“Undang-undang sudah ada, peraturan daerah sudah ada, hanya komitmen dan tanggung jawab moral yang dibutuhkan untuk menjalankan aturan tersebut,” imbuhnya.
Pihaknya mengaku cukup sulit untuk melakukan tindakan kepada masyarakat terhadap suatu pelanggaran, meski sosialisasi dampak dari alih fungsi ditingkat desa harus terus terus dilakukan.
“Sebagai aparat tingkat Desa kami terus melakukan sosialisasi kepada masyarakat dampak dari alih fungsi lahan dan hutan, juga upaya-upaya konkrit seperti penanaman pohon di dalam kawasan yang kami anggap kritis dengan mengajak masyarakat sebagai bentuk kepedulian terhadap lingkungan,” kata Kang Ewon.
Ia menilai, banyaknya program timpang tindih dari pemerintah daerah yang berpotensi terhadap pelanggaran perda KBU menjadi persoalan tersendiri.

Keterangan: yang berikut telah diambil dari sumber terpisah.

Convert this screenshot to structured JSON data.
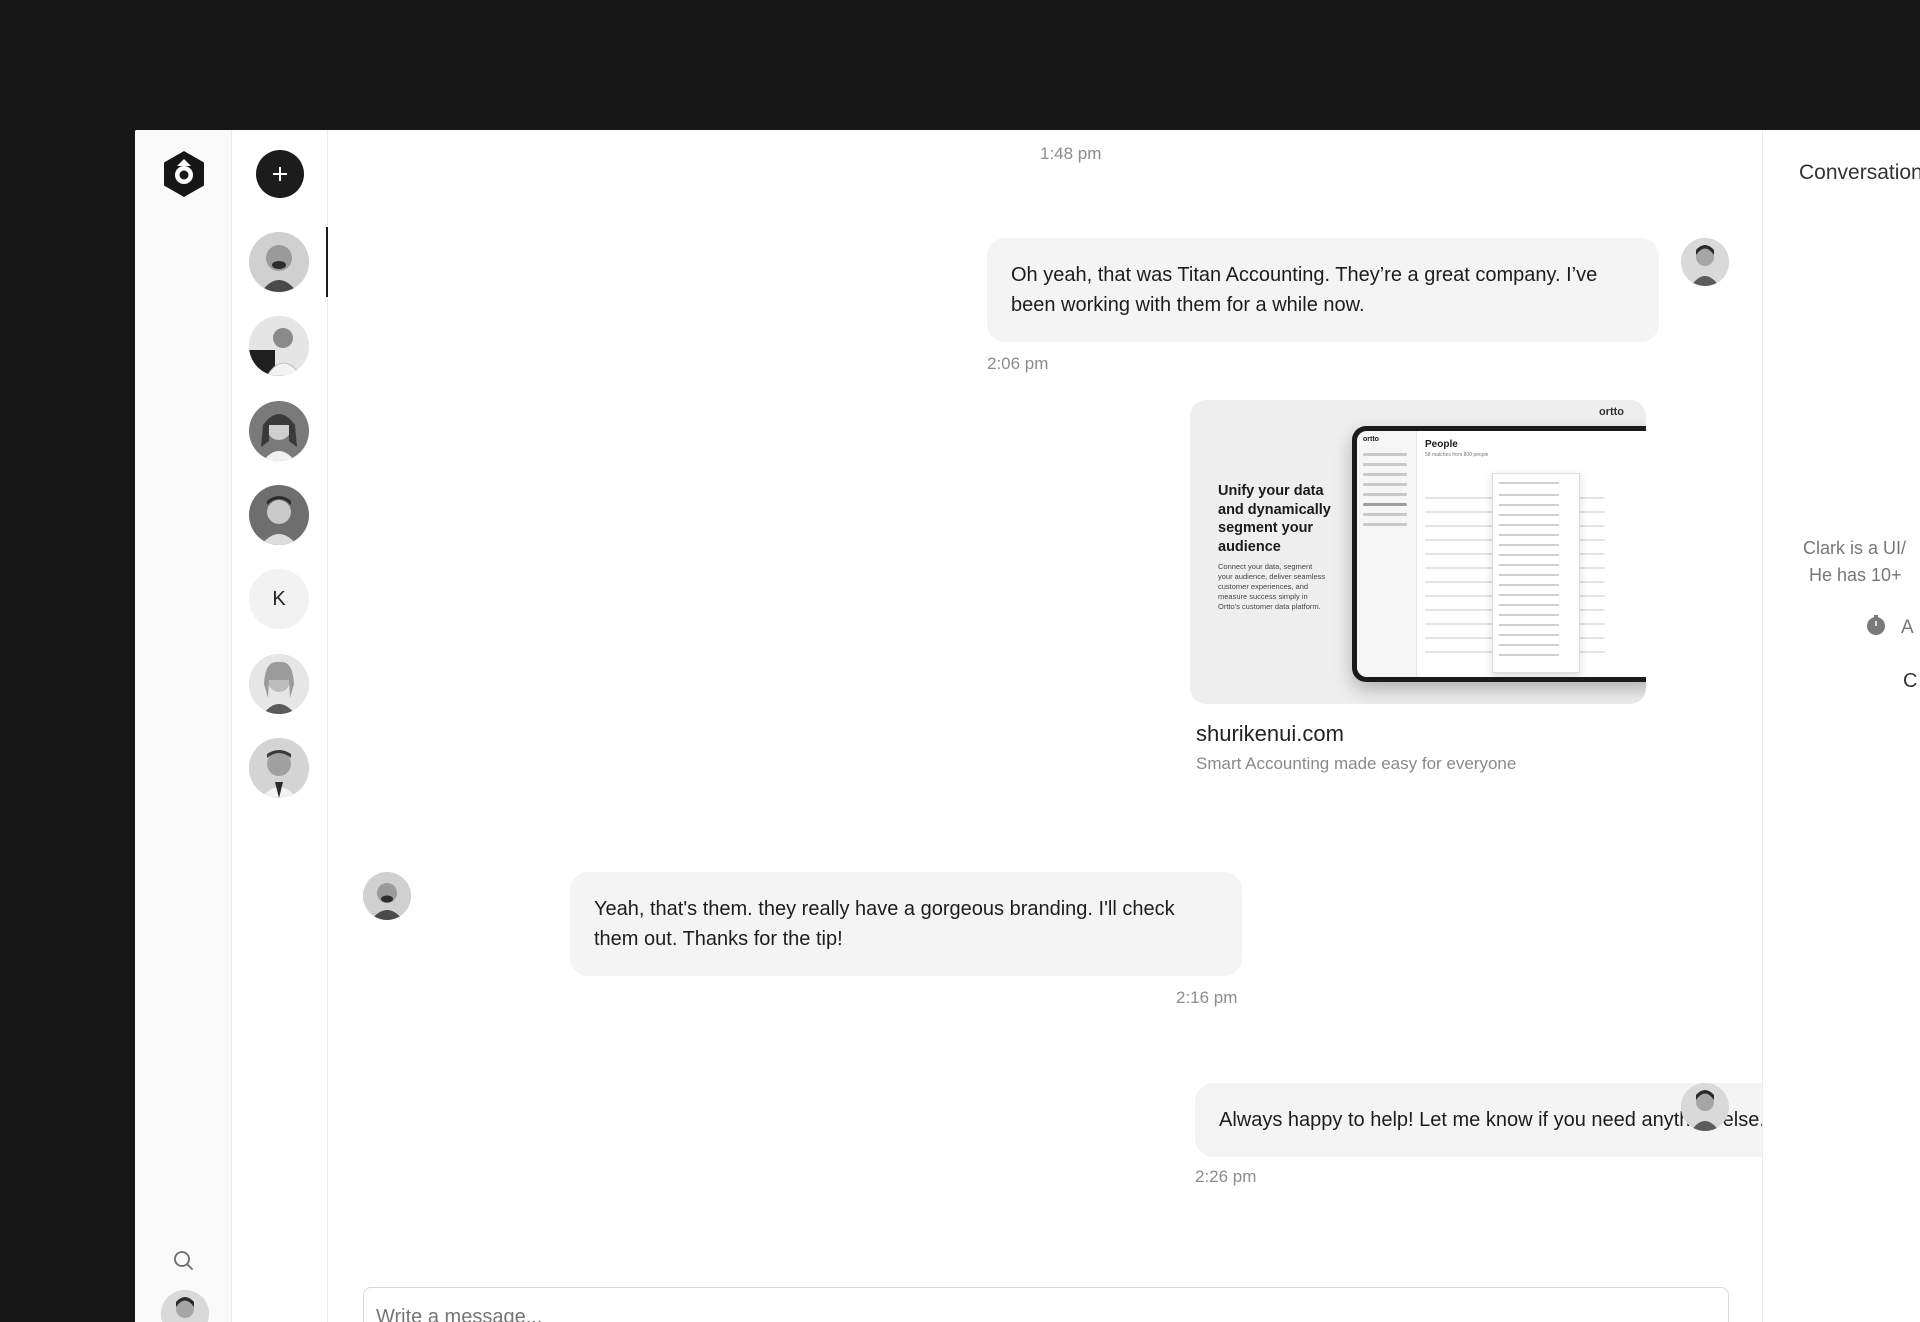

“Banyak program yang justru berbenturan dan berpotensi melanggar aturan KBU, hal ini karena sosialisasi yang kurang sehingga masyarakat atau para pelaku bisnis tidak mengindahkan aturan yang sudah ada, contohnya seperti maraknya pembangunan cafe dan resto dengan dalih ekonomi, kemudian pembukaan lahan perumahan tak berizin, bahkan pembukaan lahan hutan menjadi perkebunan,” tegas Kang Ewon.